Session 11A.6 On the Role of Atmospheric Data Assimilation and Model Resolution on Model Forecast Accuracy for the Torino Winter Olympics

Thursday, 28 June 2007: 5:15 PM
Summit A (The Yarrow Resort Hotel and Conference Center)
David R. Stauffer, Pennsylvania State University, University Park, PA; and G. K. Hunter, A. Deng, J. R. Zielonka, K. Tinklepaugh, and P. Hayes

Presentation PDF (1.0 MB)

The 2006 Winter Olympic Games in Torino, Italy represented a potential high value target for disruption by terrorist individuals and organizations. Penn State worked with the Defense Threat Reduction Agency (DTRA) to provide realtime modeling support and high resolution weather products to drive hazard prediction and consequence assessment activities. Local and regional scale atmospheric conditions strongly influence atmospheric transport and dispersion (AT&D) processes in the boundary layer, and the extent and scope of the spread of dangerous materials in the lower levels of the atmosphere. Managing the consequences of chemical-biological-radiative-nuclear (CBRN) incidents requires accurate current and future weather conditions to model potential effects. Thus the role of continuous four-dimensional data assimilation and mesoscale model resolutions of 36 km, 12 km, 4 km and 1.3 km on meteorological model accuracy over northern Italy's varying terrain conditions and scales is investigated.

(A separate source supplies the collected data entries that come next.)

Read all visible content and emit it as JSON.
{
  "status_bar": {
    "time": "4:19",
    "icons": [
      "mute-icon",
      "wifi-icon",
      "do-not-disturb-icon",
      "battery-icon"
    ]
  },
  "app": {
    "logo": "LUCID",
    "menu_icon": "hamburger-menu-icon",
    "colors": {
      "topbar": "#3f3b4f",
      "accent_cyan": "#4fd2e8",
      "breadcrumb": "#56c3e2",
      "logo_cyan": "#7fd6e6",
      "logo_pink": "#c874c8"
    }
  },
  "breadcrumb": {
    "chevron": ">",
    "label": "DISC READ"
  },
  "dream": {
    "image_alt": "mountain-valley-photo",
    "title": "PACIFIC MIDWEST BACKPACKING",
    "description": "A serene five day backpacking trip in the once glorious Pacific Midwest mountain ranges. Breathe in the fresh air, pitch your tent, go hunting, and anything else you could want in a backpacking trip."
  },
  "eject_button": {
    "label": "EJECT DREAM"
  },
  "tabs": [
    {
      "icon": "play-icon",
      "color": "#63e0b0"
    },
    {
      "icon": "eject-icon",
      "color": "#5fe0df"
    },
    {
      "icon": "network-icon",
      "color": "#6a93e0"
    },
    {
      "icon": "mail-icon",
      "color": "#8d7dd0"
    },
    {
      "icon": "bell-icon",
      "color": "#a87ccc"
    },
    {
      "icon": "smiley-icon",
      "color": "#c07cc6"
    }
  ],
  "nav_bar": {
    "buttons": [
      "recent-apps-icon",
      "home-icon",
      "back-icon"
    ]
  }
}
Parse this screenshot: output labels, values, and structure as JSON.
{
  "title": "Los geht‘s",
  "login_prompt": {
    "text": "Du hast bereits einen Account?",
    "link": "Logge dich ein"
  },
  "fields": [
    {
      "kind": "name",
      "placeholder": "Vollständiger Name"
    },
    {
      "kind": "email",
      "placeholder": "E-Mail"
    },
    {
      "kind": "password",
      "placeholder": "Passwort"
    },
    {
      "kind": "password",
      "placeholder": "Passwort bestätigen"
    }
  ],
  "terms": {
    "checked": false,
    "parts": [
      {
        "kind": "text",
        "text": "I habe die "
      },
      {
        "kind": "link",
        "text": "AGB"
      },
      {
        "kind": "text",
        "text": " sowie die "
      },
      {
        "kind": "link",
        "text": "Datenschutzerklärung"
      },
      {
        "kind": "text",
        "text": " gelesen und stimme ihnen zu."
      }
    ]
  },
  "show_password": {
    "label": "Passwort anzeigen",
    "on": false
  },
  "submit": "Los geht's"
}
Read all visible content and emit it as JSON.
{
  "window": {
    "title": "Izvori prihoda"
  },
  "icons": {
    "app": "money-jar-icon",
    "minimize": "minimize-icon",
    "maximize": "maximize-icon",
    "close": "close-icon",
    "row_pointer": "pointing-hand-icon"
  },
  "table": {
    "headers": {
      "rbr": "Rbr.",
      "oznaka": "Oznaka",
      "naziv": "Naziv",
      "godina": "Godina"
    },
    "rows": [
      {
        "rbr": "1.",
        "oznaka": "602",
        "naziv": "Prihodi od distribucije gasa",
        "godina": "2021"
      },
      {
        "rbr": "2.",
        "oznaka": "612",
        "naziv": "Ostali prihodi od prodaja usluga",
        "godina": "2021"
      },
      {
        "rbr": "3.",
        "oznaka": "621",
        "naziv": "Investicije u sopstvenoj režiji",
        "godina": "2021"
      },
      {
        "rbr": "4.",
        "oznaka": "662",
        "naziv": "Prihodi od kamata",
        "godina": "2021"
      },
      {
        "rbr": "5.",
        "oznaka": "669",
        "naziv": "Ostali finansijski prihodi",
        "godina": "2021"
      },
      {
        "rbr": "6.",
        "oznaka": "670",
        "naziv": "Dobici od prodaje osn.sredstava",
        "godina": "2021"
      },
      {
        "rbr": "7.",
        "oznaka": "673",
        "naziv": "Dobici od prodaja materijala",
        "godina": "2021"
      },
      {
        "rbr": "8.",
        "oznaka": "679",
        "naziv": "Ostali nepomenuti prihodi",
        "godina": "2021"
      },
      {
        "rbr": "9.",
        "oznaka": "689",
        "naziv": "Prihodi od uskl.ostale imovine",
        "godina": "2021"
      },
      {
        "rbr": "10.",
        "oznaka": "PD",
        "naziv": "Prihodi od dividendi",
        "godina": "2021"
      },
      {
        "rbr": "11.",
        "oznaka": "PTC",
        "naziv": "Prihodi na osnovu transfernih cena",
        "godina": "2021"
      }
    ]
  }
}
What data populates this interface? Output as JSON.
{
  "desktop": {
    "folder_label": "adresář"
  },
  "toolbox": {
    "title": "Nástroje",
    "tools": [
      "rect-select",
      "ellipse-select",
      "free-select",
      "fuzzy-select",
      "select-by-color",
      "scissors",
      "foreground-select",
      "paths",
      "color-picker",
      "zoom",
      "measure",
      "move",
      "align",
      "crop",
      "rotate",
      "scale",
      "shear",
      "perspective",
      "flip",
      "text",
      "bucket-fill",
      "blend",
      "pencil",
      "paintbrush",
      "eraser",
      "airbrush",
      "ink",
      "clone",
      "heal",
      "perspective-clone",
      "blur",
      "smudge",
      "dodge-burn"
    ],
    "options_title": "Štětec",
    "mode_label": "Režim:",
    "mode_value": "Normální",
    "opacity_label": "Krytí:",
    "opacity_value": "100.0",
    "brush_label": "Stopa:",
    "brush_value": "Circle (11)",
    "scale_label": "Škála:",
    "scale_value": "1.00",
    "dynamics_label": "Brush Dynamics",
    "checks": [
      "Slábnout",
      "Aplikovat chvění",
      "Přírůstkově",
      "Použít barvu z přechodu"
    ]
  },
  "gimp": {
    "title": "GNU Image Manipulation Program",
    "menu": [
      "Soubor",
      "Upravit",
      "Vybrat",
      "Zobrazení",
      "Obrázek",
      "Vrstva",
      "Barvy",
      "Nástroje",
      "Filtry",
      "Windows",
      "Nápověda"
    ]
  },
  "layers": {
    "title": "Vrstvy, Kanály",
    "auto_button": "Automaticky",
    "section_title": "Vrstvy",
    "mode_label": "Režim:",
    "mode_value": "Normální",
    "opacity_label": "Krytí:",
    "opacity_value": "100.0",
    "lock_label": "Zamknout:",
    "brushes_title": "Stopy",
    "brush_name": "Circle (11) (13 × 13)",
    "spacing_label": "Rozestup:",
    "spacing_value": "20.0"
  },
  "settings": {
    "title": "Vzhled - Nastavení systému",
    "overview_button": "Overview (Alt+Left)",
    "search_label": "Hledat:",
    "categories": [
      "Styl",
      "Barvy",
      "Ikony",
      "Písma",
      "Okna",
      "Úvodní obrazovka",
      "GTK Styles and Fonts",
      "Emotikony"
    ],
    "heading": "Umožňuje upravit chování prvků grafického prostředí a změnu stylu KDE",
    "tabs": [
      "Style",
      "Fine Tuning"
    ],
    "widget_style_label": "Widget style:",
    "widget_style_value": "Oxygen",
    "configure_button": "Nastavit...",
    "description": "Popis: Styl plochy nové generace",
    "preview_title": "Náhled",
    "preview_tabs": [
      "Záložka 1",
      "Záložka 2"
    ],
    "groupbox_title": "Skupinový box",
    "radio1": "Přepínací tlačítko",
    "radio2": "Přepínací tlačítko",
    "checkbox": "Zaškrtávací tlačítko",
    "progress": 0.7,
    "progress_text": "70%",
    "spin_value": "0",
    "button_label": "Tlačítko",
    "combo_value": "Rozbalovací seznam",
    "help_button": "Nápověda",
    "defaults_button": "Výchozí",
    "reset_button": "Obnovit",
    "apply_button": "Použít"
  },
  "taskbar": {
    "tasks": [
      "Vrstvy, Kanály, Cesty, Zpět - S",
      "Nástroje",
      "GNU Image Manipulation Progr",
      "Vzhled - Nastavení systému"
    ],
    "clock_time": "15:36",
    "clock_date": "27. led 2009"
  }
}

ARPA-Piemonte's special weather observations network in the Alps and Torino plains is used for model initialization within a “running start” data assimilation strategy, and for verification of the resulting 24-h forecasts. Mesoscale models are run with and without data assimilation to determine the added value of various meteorological input data. The observational data were also used for dynamic analysis where they are continuously assimilated within a mesoscale model throughout the 24-h periods to produce a more complete and dynamically consistent meteorological analysis than that provided by the observations alone.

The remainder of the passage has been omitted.